Jokowi yang demikian populer, dengan upacara pelantikannya yang spektakuler populis, dan belakangan melakukan sejumlah manuver strategis mengganti anggota kabinetnya yang kurang berprestasi, serta membersihkan kegaduhan politik akibat ulah pejabat Polri, menimbulkan harapan dan sekaligus kecemasan baru bagi para pelaku bisnis dan publik.

Jokowi berhadapan dengan waktu. Sekarang saatnya ia dituntut bersikap dan bertindak berdasarkan pada clarity tujuan yang ingin dicapai pemerintahannya, untuk membuktikan kualitas leadership-nya. Menarik melihat opini di Bloomberg, bahwa Presiden "must decide what kind of leader he wants to be: a craven populist or the modernizer Indonesia needs." Kasarnya: mau populis dengan bermental ayam atau membangun Indonesia menjadi hebat.

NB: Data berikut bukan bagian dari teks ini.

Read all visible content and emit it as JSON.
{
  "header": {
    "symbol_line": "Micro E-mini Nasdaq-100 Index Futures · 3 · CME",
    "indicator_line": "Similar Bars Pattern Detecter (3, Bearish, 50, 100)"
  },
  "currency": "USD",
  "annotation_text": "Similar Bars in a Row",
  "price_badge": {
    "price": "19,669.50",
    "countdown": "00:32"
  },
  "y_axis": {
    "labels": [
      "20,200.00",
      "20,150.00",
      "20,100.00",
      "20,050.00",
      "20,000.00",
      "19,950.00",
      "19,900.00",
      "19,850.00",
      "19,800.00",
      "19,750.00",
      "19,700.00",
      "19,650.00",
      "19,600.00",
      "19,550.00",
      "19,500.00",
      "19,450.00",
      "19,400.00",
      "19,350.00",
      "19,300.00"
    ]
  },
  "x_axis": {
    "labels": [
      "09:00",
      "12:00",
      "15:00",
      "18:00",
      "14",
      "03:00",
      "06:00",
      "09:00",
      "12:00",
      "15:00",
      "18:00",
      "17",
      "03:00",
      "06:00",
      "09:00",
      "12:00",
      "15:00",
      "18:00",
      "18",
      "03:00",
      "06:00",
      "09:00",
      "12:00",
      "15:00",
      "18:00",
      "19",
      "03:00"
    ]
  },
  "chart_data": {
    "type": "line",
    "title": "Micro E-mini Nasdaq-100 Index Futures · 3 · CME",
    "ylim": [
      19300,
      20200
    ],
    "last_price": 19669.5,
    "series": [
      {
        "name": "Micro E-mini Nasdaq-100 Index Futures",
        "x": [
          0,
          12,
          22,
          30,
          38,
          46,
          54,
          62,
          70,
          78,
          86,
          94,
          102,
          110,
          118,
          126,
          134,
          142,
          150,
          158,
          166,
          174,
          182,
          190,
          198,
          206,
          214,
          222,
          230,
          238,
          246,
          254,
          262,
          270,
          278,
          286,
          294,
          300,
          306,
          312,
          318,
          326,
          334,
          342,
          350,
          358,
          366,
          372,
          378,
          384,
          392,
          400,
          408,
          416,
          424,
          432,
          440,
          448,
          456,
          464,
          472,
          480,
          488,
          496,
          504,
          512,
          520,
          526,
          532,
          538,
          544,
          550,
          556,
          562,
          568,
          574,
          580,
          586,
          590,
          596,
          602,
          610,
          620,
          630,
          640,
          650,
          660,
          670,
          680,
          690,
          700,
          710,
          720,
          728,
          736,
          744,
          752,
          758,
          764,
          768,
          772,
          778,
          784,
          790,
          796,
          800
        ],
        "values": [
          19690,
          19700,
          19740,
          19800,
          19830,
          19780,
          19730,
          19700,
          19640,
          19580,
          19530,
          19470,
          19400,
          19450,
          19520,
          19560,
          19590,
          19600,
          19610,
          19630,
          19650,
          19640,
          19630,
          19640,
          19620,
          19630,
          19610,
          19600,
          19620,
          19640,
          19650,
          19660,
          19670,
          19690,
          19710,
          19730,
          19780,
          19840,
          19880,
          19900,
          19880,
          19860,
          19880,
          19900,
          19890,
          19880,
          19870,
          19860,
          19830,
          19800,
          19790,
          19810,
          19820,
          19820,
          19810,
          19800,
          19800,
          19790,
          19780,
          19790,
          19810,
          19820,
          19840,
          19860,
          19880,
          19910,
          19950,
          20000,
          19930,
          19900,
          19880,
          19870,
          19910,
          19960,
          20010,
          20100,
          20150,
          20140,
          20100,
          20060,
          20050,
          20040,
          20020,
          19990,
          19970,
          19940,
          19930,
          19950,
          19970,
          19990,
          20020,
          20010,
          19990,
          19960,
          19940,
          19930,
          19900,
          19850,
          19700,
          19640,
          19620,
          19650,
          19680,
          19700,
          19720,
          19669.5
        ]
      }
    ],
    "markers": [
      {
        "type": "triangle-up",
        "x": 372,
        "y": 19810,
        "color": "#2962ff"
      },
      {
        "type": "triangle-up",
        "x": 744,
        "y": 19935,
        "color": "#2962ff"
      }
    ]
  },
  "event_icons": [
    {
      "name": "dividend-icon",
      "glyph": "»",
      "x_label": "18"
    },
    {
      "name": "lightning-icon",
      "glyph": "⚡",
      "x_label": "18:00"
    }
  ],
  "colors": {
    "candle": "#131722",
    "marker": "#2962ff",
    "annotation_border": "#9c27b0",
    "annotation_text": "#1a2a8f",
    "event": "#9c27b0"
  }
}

Menjadi populis dan memiliki otoritas moral saja memang belum cukup untuk menjadi pemimpin. Diperlukan sistem pendukung yang kokoh. Revolusi mental atau perubahan paradigma dan mindset masih kurang memadai-bukan saja karena sampai hari ini akuntabilitas program nasional dengan anggaran Rp 149 triliun dari APBN tersebut masih belum dapat diumumkan ke publik. Lebih dari itu, untuk mewujudkan mindset menjadi tindakan nyata, diperlukan skill sets. Hal itu di antaranya kemampuan membangun sistem yang kredibel. Ini perlu untuk memastikan para pejabat di pemerintahannya berfokus dalam fungsinya sebagai pemimpin, bukan sekadar pimpinan atau bos (memimpin karena posisi). Seperti kata Stephen R. Covey, "Secara fundamental, kekuatan ada pada sistem, bukan pada pejabat yang terpilih atau birokrat yang ditunjuk." Otoritas moral belum tentu sanggup membendung para pejabat yang ego driven, korup, dan diktator, jika tidak ada sistem yang memagari mereka.

Pada tahap sekarang, sudah adakah semacam one page strategic plan yang dibuat pemerintahan Jokowi, untuk memastikan semua anggota kabinet berada dalam satu perahu (at the same page), dan mengoperasikan visi pemerintahan secara sistematis dan akuntabel pada setiap tahapnya? Bukankah melalui revolusi mental Jokowi sudah menetapkan core values, menerapkan sejumlah kaidah dalam menjalankan pemerintahannya? Apakah semua kebijakan ekonomi dan politik sudah sesuai dengan core values yang sudah dibuat Jokowi dan timnya itu?

Selain berlomba dengan waktu, Jokowi menghadapi cermin kepemimpinannya-melihat fakta-fakta sekarang di bidang sosial, ekonomi, dan politik. Leadership for recovery sangat diperlukan saat ini, tentu dibarengi kemampuan bergerak melakukan terobosan-terobosan untuk pertumbuhan ekonomi. Pergaulan antarbangsa sejak berabad-abad silam sampai sekarang lebih menghargai kemampuan pengelolaan ekonomi nasional masing-masing untuk kesejahteraan rakyatnya, ketimbang pada ideologi. Kenyataannya, negara yang kaku pada ideologi politiknya malah menjadi bahan olok-olok dunia (seperti Korea Utara). Bahkan RRT pun memelihara sosialisme-komunisme hanya untuk kepentingan persatuan, selebihnya adalah supremasi manajemen ekonomi nasional.

Intellectual resources di pemerintahan cukup kuat. Bersama Jokowi ada ekonom-ekonom hebat, yang bahkan sempat menjadi konsultan bangsa lain, plus orang-orang yang berpengalaman mengelola bisnis besar. Mampukah mereka melepaskan diri dari kebiasaan menyalahkan pihak lain (pemerintahan masa lalu, lingkungan global, cuaca, dll), selalu mencari alasan, dan menyangkal fakta? Karena semua alibi tersebut tidak mengubah fakta apa pun. Sebaliknya, jika Jokowi dan timnya bermental pemenang, tentu akan memiliki ownership tinggi, akuntabel, dan responsible atas fakta-fakta sosial, ekonomi, dan politik sekarang.

Keberanian bertanggung jawab atas fakta-fakta saat ini, tanpa alibi apa pun, akan memudahkan menemukan clarity penentuan skala prioritas pemulihan ekonomi dan menumbuhkannya. Untuk membuktikan bahwa Jokowi dan timnya berpeluang memulihkan ekonomi nasional, ingatlah kata Mahatma Gandhi, "The difference between what we are doing and what we're capable of doing would solve most of the world's problems." Pilihan di tangan Jokowi, dia mau menjadi pemimpin bermental ayam atau elang untuk menggerakkan timnya bertindak lebih baik?